Aiden caught himself staring at their hands - at the way hers were moving on his and the way his were just there, almost completely still except for when she moved them. It probably didn’t mean much of anything, just that he wasn’t much of a close-contact sort of person, but it seemed displaced at the moment. Like instead of not much it meant a thousand things, or everything. It made him blink a few times to try and pull himself back together.
“Friends. Works for me.” There was more calm assurance and confidence in his voice than was in his head, which brought him back to the fore more quickly than any amount of mental lassoing. Aiden half-smiled again. “Probably a better end solution than guys like me usually get, huh?” Considering he’d expected to spend the rest of his life sulking in his own guilt, it was the luckiest thing that had ever happened to him. “If you just got here, you should probably let Neil and the rest know you’ve arrived safe and all. And haven’t been kidnapped or anything. Once you’re settled in again we can go get your bike.”
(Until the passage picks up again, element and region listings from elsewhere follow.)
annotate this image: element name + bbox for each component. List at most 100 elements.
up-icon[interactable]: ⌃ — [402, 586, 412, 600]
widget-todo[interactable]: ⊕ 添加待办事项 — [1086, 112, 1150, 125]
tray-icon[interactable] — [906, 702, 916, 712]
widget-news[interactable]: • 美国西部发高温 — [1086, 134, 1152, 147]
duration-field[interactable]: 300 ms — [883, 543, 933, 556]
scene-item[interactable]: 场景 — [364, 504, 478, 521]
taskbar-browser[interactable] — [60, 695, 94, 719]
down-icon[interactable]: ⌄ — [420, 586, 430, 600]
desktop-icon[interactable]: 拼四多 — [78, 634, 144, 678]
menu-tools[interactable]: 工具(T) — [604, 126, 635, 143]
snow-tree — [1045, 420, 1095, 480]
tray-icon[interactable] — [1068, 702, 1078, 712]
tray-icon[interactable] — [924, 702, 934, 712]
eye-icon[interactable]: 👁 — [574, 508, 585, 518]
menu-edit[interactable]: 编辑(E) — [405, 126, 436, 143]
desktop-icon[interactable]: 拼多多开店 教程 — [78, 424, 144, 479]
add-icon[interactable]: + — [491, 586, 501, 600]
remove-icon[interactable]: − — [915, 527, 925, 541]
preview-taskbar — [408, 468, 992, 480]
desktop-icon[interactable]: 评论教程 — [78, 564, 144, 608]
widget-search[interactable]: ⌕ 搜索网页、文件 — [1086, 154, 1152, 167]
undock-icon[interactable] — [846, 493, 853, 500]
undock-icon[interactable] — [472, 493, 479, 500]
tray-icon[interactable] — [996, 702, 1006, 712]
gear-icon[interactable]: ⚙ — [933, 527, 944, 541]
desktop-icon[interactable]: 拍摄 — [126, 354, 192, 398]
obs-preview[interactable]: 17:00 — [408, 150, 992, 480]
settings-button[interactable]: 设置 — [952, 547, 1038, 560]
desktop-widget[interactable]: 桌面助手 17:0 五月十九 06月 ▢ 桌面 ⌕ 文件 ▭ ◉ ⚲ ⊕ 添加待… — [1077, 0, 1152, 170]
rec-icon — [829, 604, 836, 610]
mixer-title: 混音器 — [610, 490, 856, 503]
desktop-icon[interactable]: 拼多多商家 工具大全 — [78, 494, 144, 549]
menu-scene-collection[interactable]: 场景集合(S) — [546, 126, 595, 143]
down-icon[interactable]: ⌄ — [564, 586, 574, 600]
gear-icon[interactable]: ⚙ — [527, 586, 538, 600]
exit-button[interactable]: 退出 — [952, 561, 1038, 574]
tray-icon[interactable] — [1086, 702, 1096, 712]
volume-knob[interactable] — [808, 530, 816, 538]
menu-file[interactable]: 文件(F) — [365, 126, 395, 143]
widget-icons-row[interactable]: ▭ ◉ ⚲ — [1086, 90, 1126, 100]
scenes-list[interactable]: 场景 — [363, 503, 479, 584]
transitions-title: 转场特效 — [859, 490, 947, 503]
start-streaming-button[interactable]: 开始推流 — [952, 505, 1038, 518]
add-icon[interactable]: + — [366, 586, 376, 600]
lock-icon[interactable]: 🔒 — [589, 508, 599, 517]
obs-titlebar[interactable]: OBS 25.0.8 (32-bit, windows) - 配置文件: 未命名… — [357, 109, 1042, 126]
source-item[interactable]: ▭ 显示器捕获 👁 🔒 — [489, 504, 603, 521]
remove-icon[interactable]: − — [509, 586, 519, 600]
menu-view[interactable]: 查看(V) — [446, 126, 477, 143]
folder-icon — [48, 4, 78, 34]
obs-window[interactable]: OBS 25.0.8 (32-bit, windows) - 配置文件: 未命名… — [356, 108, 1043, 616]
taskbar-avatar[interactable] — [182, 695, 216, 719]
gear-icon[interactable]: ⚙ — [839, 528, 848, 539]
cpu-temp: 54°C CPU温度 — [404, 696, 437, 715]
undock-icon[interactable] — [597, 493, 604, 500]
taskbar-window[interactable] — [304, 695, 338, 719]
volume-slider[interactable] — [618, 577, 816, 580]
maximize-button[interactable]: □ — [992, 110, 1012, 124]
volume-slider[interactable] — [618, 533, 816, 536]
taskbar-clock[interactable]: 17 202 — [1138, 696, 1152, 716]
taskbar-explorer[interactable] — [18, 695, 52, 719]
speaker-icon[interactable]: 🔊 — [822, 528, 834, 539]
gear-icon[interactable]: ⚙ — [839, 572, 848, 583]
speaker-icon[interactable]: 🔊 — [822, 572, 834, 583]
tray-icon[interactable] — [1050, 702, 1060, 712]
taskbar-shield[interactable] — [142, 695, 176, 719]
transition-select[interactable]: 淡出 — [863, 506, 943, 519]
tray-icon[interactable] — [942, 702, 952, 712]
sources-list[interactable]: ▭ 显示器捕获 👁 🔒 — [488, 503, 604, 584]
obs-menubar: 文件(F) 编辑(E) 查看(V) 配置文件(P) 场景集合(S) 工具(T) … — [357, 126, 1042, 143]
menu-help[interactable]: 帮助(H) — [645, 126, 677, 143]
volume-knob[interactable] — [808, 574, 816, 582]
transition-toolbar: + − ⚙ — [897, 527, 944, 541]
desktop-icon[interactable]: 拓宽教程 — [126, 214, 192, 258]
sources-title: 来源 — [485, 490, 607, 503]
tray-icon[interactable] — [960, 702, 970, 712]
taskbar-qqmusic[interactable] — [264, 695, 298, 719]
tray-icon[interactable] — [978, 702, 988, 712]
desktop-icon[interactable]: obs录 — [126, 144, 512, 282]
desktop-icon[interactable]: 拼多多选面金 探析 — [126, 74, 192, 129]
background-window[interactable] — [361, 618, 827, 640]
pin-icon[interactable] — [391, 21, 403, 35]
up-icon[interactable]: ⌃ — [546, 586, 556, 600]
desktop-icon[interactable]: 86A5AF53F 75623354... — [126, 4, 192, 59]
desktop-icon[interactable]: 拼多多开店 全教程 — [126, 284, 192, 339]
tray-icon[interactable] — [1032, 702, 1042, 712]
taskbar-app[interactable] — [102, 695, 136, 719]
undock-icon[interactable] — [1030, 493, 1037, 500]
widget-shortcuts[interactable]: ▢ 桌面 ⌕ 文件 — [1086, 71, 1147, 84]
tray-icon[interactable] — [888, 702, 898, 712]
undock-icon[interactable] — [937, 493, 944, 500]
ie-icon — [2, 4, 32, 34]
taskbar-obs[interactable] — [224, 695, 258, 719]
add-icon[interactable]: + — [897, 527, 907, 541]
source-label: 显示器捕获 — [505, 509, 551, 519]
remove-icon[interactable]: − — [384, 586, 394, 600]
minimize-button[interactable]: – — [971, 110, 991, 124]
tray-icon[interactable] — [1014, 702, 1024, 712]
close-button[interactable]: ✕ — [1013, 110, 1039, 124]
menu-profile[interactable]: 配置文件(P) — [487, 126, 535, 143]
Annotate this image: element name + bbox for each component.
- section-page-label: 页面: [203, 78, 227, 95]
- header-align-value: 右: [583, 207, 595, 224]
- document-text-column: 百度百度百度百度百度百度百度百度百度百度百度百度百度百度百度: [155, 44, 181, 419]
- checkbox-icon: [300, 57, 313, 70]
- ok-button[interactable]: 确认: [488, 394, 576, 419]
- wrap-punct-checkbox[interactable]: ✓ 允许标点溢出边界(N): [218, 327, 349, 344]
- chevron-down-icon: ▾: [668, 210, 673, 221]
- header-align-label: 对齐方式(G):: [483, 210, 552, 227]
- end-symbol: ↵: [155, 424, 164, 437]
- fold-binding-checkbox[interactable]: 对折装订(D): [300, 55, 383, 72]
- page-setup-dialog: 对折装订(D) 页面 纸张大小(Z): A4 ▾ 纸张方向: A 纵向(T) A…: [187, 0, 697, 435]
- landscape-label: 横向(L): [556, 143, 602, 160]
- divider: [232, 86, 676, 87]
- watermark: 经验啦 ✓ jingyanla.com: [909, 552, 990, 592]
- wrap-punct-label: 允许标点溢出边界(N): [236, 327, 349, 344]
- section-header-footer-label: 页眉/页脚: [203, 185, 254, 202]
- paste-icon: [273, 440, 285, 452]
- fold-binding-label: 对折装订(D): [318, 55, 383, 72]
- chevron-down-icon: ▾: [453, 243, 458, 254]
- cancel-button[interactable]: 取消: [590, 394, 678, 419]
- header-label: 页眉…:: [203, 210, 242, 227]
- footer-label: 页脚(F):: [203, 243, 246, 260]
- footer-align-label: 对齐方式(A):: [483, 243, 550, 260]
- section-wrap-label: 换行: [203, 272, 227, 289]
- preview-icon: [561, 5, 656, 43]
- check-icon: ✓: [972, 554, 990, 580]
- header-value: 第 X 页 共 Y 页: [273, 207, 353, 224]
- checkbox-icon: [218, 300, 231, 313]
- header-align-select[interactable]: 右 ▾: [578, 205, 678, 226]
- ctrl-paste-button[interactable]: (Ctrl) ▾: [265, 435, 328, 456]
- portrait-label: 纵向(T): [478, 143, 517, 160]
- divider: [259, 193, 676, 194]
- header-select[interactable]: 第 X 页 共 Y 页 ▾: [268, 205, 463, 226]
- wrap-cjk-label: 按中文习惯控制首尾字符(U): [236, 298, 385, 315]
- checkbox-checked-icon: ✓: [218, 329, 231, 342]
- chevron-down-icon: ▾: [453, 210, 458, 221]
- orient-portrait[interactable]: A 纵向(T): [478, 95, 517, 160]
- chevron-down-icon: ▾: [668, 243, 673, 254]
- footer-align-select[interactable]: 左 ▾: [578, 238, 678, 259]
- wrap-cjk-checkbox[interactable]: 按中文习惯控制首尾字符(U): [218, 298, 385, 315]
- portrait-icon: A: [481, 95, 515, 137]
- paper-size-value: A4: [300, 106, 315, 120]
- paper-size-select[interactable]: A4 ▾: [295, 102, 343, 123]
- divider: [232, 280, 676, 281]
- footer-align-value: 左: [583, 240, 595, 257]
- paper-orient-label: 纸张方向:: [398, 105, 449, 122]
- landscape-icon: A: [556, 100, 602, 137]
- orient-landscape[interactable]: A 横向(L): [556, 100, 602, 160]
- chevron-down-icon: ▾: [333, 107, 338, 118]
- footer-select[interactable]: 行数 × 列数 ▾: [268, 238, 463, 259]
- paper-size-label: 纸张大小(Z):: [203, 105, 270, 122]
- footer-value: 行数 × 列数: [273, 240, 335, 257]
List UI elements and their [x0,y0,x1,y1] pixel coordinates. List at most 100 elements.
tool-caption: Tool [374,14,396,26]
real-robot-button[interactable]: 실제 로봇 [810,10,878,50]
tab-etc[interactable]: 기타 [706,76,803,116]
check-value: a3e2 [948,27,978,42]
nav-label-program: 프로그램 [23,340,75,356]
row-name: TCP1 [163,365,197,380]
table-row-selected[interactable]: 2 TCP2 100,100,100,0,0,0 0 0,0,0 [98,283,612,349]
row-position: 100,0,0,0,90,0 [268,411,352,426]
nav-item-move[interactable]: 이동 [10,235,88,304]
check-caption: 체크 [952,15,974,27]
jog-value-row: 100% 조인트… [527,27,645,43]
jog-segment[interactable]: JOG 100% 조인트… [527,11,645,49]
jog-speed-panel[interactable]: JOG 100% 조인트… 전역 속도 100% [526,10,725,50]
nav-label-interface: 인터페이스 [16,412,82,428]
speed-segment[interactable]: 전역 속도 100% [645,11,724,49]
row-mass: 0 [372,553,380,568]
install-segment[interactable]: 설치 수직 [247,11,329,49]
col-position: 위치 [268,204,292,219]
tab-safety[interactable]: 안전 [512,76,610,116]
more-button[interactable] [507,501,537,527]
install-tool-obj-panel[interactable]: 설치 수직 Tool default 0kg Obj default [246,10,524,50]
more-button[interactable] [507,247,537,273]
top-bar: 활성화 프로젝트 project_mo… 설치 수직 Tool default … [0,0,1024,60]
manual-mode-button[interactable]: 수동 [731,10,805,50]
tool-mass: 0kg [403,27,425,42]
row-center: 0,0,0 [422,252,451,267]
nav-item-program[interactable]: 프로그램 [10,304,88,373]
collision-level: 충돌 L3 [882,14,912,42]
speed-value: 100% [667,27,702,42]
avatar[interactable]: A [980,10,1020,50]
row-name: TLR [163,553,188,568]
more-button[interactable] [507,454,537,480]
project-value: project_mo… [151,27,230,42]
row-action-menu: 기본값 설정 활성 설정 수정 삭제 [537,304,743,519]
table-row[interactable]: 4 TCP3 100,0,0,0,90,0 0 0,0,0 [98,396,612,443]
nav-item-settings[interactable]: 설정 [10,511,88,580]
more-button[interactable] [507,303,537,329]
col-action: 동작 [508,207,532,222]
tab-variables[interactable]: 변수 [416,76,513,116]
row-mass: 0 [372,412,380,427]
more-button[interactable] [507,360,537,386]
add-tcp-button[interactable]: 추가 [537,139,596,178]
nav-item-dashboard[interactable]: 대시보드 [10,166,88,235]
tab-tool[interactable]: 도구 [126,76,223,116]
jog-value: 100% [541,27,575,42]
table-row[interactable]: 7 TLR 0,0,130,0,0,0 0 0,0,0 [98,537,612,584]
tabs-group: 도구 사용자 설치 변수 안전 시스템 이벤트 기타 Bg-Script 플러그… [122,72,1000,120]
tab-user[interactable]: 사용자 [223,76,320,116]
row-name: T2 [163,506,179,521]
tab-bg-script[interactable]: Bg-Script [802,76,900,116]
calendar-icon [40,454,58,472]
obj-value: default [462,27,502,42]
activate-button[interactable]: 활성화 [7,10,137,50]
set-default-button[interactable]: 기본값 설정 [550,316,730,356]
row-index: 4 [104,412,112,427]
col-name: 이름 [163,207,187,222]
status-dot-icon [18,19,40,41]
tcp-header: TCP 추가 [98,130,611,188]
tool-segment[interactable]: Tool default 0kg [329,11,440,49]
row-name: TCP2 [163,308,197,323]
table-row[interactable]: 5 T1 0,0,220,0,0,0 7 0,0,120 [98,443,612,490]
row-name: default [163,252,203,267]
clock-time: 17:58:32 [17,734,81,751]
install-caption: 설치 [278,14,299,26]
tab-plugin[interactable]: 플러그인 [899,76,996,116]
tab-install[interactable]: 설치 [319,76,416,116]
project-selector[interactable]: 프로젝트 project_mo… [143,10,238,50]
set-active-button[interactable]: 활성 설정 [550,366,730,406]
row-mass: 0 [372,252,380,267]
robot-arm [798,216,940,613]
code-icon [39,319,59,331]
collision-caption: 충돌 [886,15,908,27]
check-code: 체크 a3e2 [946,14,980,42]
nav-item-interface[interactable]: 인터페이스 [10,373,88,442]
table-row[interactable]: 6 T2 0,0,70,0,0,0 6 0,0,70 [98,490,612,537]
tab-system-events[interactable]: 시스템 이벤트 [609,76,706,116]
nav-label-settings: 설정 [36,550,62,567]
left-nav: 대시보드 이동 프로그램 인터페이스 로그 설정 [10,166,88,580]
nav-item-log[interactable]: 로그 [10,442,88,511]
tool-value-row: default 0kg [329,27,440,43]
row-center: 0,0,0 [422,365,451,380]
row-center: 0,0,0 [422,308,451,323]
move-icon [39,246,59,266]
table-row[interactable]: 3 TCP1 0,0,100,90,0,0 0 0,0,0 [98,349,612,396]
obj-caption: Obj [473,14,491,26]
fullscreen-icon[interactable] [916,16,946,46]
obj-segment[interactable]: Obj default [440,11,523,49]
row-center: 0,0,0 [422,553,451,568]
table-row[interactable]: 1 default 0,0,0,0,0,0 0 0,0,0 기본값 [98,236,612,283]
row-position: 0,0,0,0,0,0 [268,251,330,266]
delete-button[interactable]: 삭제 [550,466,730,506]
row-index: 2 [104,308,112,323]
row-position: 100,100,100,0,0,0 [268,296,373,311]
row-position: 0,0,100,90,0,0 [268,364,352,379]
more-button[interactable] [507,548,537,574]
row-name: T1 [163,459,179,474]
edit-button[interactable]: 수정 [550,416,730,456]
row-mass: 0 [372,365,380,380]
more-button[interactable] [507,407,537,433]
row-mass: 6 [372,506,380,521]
There was another tight squeeze of his hands before she released him, fingers curling around the edge of the counter, gaze dropping towards the floor before she edged to the side and slipped back down to her feet. "Yeah, that sounds like a good plan," she said by way of agreement, even though she had already called Neil to let him know she was in town. "I'll give you a ring later on and we can see about the bike, yes?" Soft steps carried her back towards the door, and she was feeling a little silly right then at having come over so quickly, as though any of what had happened had meant something. One hand raised in a wave, the other resting on the door knob. "It was good seeing you, Aiden," Ash said after a moment, and then she was turning and leaving quickly, arms around around her middle in something that might have been a protective gesture. It felt good to be back in Vegas, but it hurt fiercely in a way she wasn't quite ready for.